In the early 1990s, some landlords refused to rent apartments to unmarried couples on religious grounds and brought lawsuits, in some cases under RFRA, to obtain exemptions from laws prohibiting housing discrimination. These cases led many groups to reassess their support for RFRA. Indeed, after the Supreme Court held in 1997 that RFRA could not apply to the states, Congress attempted to pass a new bill, the Religious Liberty Protection Act, that would have applied the RFRA standard to the states, but it failed to pass because of concerns that the law would be used to justify discrimination.

Over the years, the concerns about RFRAs have only grown.  Since the passage of the federal RFRA, many have attempted to use the law to trump non-discrimination, health, and safety laws. In addition, the courts—including the Supreme Court in Burwell v. Hobby Lobby Stores—have interpreted RFRAs in ways that sponsors never intended.

Today, many who support passage of state RFRAs intend for them to be used to trump non-discrimination laws, especially those that prohibit discrimination against LGBT individuals, and laws that ensure access to healthcare. And tellingly, proponents of the new state RFRAs have refused to change the legislation to prevent the laws from allowing discrimination.

How Are RFRAs Being Misused?

Many people and corporations are trying to use RFRAs in ways that harm other people.

If There’s a Federal RFRA, Why Do States Have RFRAs Too?

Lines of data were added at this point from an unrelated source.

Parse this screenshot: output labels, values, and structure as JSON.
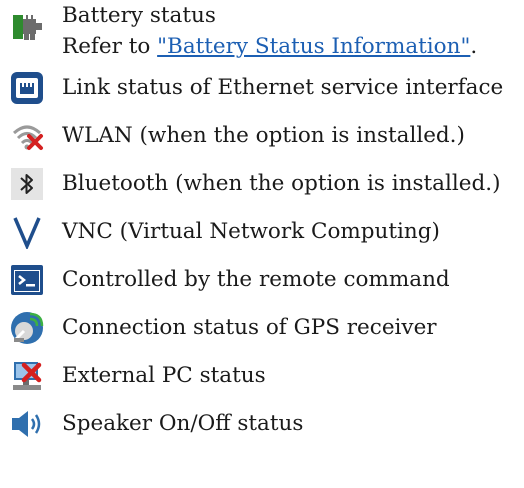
{
  "items": [
    {
      "icon": "battery-status-icon",
      "label": "Battery status",
      "note_prefix": "Refer to ",
      "link_text": "\"Battery Status Information\"",
      "note_suffix": "."
    },
    {
      "icon": "ethernet-link-icon",
      "label": "Link status of Ethernet service interface"
    },
    {
      "icon": "wlan-disconnected-icon",
      "label": "WLAN (when the option is installed.)"
    },
    {
      "icon": "bluetooth-icon",
      "label": "Bluetooth (when the option is installed.)"
    },
    {
      "icon": "vnc-icon",
      "label": "VNC (Virtual Network Computing)"
    },
    {
      "icon": "remote-command-icon",
      "label": "Controlled by the remote command"
    },
    {
      "icon": "gps-receiver-icon",
      "label": "Connection status of GPS receiver"
    },
    {
      "icon": "external-pc-icon",
      "label": "External PC status"
    },
    {
      "icon": "speaker-icon",
      "label": "Speaker On/Off status"
    }
  ],
  "colors": {
    "link": "#1c5fb3",
    "icon_blue": "#1f4e8c",
    "battery_green": "#2e8b2e",
    "alert_red": "#d42020"
  }
}
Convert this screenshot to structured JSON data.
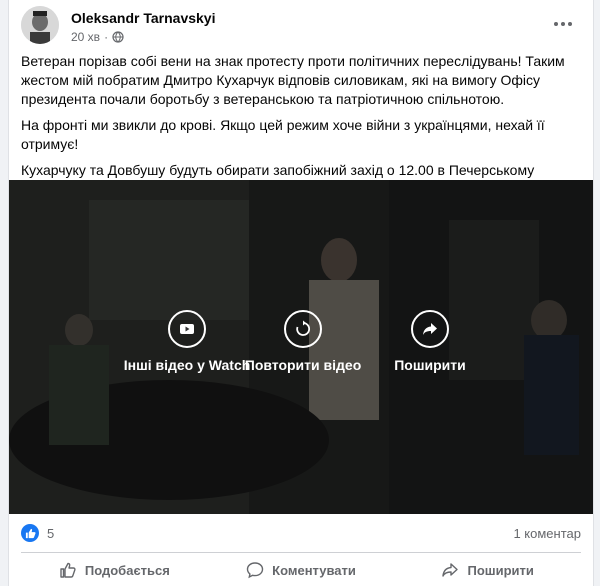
{
  "post": {
    "author": "Oleksandr Tarnavskyi",
    "time": "20 хв",
    "separator": "·",
    "paragraphs": [
      "Ветеран порізав собі вени на знак протесту проти політичних переслідувань! Таким жестом мій побратим Дмитро Кухарчук відповів силовикам, які на вимогу Офісу президента почали боротьбу з ветеранською та патріотичною спільнотою.",
      "На фронті ми звикли до крові. Якщо цей режим хоче війни з українцями, нехай її отримує!",
      "Кухарчуку та Довбушу будуть обирати запобіжний захід о 12.00 в Печерському районному суді міста Києва. Підтягуйтесь всі, хто за Україну!"
    ]
  },
  "video": {
    "buttons": [
      {
        "label": "Інші відео у Watch",
        "icon": "watch-icon"
      },
      {
        "label": "Повторити відео",
        "icon": "replay-icon"
      },
      {
        "label": "Поширити",
        "icon": "share-icon"
      }
    ]
  },
  "stats": {
    "likes": "5",
    "comments": "1 коментар"
  },
  "actions": {
    "like": "Подобається",
    "comment": "Коментувати",
    "share": "Поширити"
  },
  "colors": {
    "accent": "#1877f2",
    "secondary_text": "#65676b"
  }
}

Congress originally intended for RFRA to apply to both the federal government and the states. In City of Boerne v. Flores, however, the Supreme Court ruled that applying RFRA to the states violated the U.S. Constitution. The federal RFRA, therefore, applies only to the federal government, the District of Columbia, and federal territories such as Puerto Rico and Guam.

After City of Boerne, all eyes turned to the states, and several states passed their own RFRAs. 

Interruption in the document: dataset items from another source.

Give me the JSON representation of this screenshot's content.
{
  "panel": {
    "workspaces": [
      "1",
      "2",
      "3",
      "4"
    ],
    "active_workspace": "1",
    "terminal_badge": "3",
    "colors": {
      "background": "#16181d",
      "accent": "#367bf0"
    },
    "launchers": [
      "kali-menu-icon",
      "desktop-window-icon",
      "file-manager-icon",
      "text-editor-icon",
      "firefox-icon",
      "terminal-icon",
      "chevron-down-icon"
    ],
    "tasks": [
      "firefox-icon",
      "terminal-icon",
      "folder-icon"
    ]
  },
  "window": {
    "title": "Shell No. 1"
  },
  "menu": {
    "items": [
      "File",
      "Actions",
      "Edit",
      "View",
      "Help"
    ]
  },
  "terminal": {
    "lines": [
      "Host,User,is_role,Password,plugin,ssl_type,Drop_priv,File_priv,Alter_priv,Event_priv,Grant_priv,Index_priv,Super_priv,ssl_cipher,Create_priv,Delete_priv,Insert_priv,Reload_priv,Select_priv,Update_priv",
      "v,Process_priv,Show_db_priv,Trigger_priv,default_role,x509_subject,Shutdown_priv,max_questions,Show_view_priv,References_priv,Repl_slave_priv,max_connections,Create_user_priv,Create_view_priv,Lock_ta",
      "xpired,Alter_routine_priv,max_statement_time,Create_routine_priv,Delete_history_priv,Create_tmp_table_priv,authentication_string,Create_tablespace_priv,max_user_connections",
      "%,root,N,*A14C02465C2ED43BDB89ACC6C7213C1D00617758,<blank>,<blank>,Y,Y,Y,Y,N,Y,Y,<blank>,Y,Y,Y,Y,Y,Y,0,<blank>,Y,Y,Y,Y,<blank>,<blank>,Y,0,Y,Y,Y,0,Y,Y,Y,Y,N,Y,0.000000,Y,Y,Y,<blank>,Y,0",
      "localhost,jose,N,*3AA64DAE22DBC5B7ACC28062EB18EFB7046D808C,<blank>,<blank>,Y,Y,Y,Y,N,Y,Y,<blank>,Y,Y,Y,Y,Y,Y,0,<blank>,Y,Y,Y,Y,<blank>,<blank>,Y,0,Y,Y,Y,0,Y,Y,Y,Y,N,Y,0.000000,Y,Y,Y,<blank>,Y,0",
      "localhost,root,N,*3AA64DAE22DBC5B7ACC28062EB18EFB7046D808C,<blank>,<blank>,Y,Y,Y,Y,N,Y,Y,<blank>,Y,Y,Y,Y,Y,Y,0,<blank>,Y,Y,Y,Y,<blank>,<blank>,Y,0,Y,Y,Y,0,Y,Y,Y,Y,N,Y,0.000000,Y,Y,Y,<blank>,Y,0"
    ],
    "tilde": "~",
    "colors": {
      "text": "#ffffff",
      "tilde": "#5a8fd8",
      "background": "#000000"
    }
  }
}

At first, state supporters had the same good intentions as the original supporters of the federal RFRA. But today, supporters of state RFRAs make it clear that they intend to authorize discrimination against LGBT Americans and denial of reproductive healthcare to women. The RFRA that passed in Indiana in 2015 illustrates their motives: the law was backed by anti-gay groups and its supporters described it as a way to ensure that businesses could discriminate against same-sex couples.

If RFRAs Are Being Misused, Why Not Repeal Them?

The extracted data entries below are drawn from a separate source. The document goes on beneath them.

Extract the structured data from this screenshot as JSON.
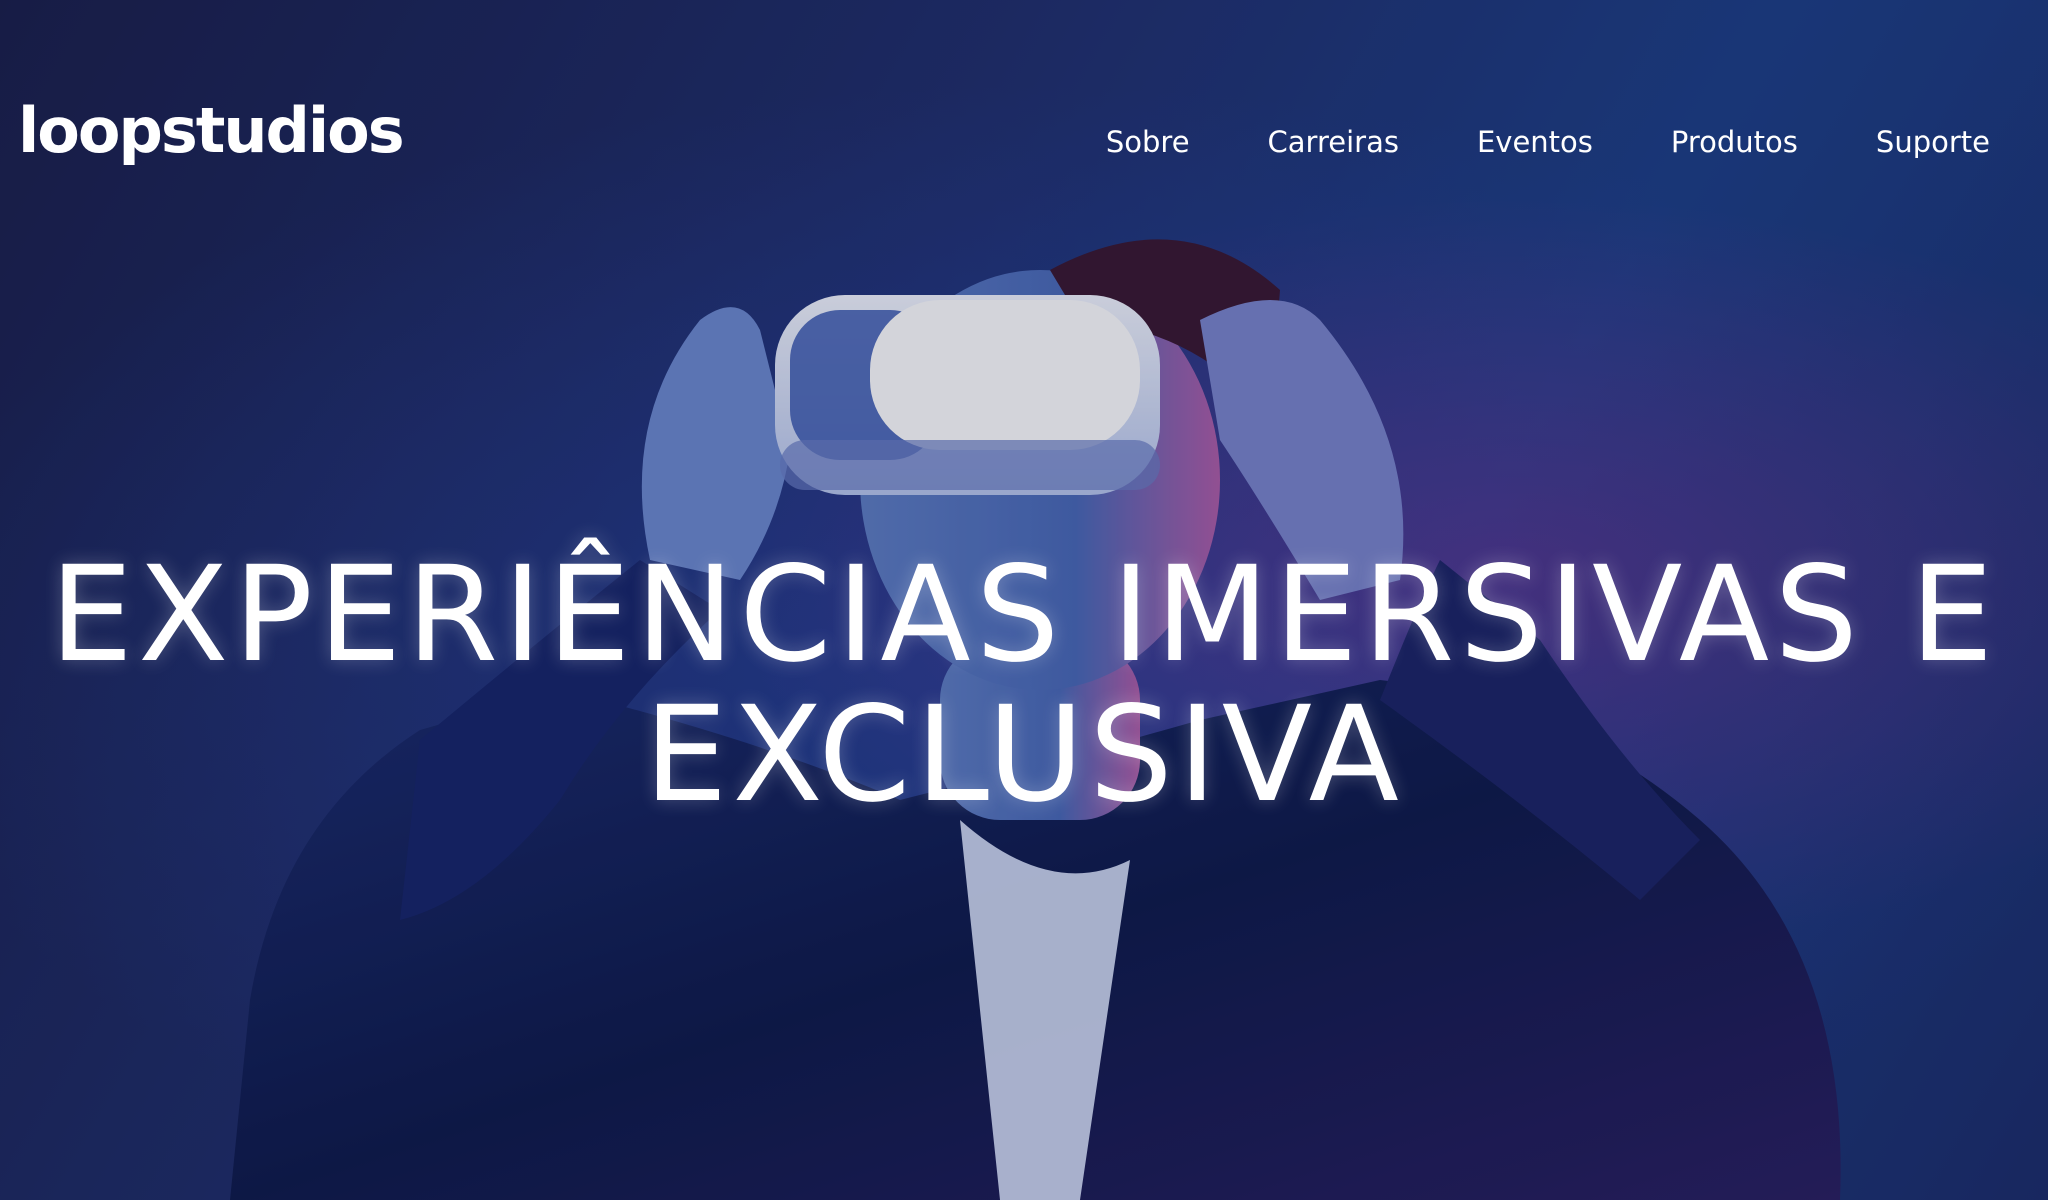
{
  "header": {
    "logo_text": "loopstudios",
    "nav": [
      {
        "label": "Sobre"
      },
      {
        "label": "Carreiras"
      },
      {
        "label": "Eventos"
      },
      {
        "label": "Produtos"
      },
      {
        "label": "Suporte"
      }
    ]
  },
  "hero": {
    "headline_line1": "EXPERIÊNCIAS IMERSIVAS E",
    "headline_line2": "EXCLUSIVA",
    "image_subject": "person-wearing-vr-headset",
    "colors": {
      "background_deep": "#1a1f4a",
      "background_blue": "#1d3f86",
      "accent_magenta": "#aa288c",
      "text": "#ffffff"
    }
  }
}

The need for affirmative protections for religious exercise is as true today as when RFRA was enacted. For example, in 2015, a Sikh student used the federal RFRA to successfully challenge Army regulations that barred him from enlisting in ROTC while wearing his articles of faith. And several Sikh soldiers, including an officer, have recently won accommodations to serve in the Army while wearing their articles of faith. Churches have used RFRAs to challenge restrictions on their ministries to feed the homeless.  Native Americans have used the federal RFRA to challenge restrictions on their use of eagle feathers in religious ceremonies.

We believe that RFRA should be restored to its original intent, not repealed. RFRA must provide protections for religious exercise without imposing harms on others.

How Can We Restore RFRA?

We believe it is time to amend the federal RFRA to restore it to its original purpose. What is needed is an amendment to clarify that RFRA cannot be used to create religious exemptions to laws which result in harm to a third party. RFRA shouldn’t be used to:     
  • trump non-discrimination laws
  • evade child welfare laws 
  • undermine workplace laws
  • deny access to healthcare 
  • refuse to provide government-funded services under a contract 
  • refuse to perform duties as a government employee
We support the Do No Harm Act, introduced by Reps. Joseph Kennedy (D- RI) and Bobby Scott (D-VA) on July 13, 2017, which would preserve RFRA’s power to protect religious liberty while clarifying that RFRA may not be used to harm others.